A Journey Begun

Friday, December 29, 2006

It Must Mean Something...A Good Something That Is

I just read our church's e-mail update letter, and I am OFF the prayer list! Whoo-hoo!! God did it! I think I have been on it since February or March of 2006. I have suggested, or at least intended to suggest, that they could take me off for a while, but they sweetly said they would keep my name there. They were right...there is nothing wrong with being lifted before the Father.

On the other hand, though, what a good way to start the new year...OFF the prayer list! (Now, if our lives start to crumble at our feet, we will know why, haha...but I choose to believe the Lord is more faithful than that, and that He did not sustain us for a year to let us fall now.)

So...to all of my Highland Family who have prayed for me this past year: THANK YOU! May God honor your prayers and petitions for others as He has done for me and my family. How humbling that realization is. THANK YOU Highland Family.

As Time Goes By

To be profound, "Mercy, where does the time go?!"

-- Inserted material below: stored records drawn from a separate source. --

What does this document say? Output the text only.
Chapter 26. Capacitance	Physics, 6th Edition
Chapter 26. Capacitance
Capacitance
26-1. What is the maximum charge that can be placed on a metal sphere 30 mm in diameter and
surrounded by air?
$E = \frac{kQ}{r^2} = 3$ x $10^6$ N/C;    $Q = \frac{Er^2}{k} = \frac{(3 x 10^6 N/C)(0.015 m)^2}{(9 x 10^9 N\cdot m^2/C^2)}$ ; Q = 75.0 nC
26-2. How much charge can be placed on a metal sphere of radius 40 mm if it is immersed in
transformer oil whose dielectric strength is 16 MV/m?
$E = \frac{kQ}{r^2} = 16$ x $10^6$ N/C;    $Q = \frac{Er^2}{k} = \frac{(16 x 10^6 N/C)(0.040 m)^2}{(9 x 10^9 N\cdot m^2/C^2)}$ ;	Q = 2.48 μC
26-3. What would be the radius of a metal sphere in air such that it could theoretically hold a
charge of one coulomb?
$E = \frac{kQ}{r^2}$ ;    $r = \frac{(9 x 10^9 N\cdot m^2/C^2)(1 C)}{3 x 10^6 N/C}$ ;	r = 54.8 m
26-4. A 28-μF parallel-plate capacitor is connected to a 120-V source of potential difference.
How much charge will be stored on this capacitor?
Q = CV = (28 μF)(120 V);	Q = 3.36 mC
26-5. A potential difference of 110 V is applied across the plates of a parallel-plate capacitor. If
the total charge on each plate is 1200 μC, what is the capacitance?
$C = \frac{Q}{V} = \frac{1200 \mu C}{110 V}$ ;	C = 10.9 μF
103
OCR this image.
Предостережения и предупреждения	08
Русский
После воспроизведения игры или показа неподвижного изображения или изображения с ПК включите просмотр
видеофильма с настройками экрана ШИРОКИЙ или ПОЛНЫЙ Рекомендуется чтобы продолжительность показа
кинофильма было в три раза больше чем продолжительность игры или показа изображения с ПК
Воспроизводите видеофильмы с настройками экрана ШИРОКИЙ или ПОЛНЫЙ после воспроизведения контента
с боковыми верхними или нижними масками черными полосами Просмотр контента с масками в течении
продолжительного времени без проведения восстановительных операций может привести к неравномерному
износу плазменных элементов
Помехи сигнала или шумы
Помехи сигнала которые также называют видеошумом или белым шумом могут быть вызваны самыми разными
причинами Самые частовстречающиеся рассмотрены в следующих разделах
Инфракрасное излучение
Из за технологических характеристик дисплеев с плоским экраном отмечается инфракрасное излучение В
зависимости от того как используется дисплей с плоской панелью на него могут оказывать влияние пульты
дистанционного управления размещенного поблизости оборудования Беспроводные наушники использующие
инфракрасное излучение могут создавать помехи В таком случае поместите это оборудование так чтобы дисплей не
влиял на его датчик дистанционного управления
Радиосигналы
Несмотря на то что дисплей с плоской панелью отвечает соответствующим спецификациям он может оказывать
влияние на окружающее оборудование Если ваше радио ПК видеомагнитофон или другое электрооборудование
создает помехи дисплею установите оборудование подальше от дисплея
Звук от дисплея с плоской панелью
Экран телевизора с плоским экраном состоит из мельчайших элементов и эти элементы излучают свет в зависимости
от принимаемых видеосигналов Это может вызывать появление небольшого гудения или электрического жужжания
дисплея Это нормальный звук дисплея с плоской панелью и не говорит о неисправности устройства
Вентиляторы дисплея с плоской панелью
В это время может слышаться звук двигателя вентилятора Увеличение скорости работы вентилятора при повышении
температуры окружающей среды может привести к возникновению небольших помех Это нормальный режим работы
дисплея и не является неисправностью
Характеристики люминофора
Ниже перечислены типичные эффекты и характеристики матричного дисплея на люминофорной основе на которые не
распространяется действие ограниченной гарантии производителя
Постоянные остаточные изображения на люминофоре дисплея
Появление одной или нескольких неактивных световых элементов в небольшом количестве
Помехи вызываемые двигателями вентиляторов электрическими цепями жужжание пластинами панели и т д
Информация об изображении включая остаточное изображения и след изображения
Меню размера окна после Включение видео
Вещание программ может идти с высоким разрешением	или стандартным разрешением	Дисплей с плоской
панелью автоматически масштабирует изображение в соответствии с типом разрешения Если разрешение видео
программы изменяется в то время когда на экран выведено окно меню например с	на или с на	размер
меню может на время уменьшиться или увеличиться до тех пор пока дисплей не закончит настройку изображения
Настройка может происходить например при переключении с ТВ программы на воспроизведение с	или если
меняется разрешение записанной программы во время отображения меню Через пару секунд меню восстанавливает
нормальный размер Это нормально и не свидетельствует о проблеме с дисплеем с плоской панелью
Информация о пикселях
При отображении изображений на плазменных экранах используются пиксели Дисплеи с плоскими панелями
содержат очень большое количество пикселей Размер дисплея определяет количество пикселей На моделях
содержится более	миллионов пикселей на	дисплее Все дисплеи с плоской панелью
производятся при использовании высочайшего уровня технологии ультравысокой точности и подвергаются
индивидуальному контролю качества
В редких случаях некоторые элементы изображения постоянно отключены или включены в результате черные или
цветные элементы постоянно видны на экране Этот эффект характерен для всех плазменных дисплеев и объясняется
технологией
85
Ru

Since I have blogged last...

---I have essentially recovered from my double mastectomy
---Been fitted for garments for lymphodema flare ups (I have had a few)
---Had a hysterectomy (all pathology reports were clear, and it was a very easy surgery for me)
---moved into our new house
---done a couple rounds for cold and flu viruses with the girls and myself
---had another friend with a "scare" from her mammogram, but it turned out benign
---had the priviliged blessing to hear that my sister-n-law's scans show her to be cancer free!
---experienced Christmas with joy and a new sense of peace
---completed my cancer collage
---continued to see the grace of love of God through His amazing people...folks being with us at the hospital, food, care, concern
---begun to process what this next year might feel like as this cancer journey takes a different turn, leaving the cancer "signs" and beginning a journey of health and prevention

The latter is most likely what my blog will reflect on the next few entries at least. What will it be like....how will I find healthy motivation to maintain my walking regimine and fat restrictions? What will it be like to walk through the church Atrium and not be stopped by people who are wanting to know how things are going? Will I REALLY be grateful for hair again, or will I move from bald directly to fussing about bad hair days? Will I use my energy and time well, now that it has started to return? What will living with a purpose look like for me....can I suceed at living well?

Lots to ponder as we enter this new year...but praise be to our Father, we will enter it (or so it appears!) standing and smiling. Thanks be to our God!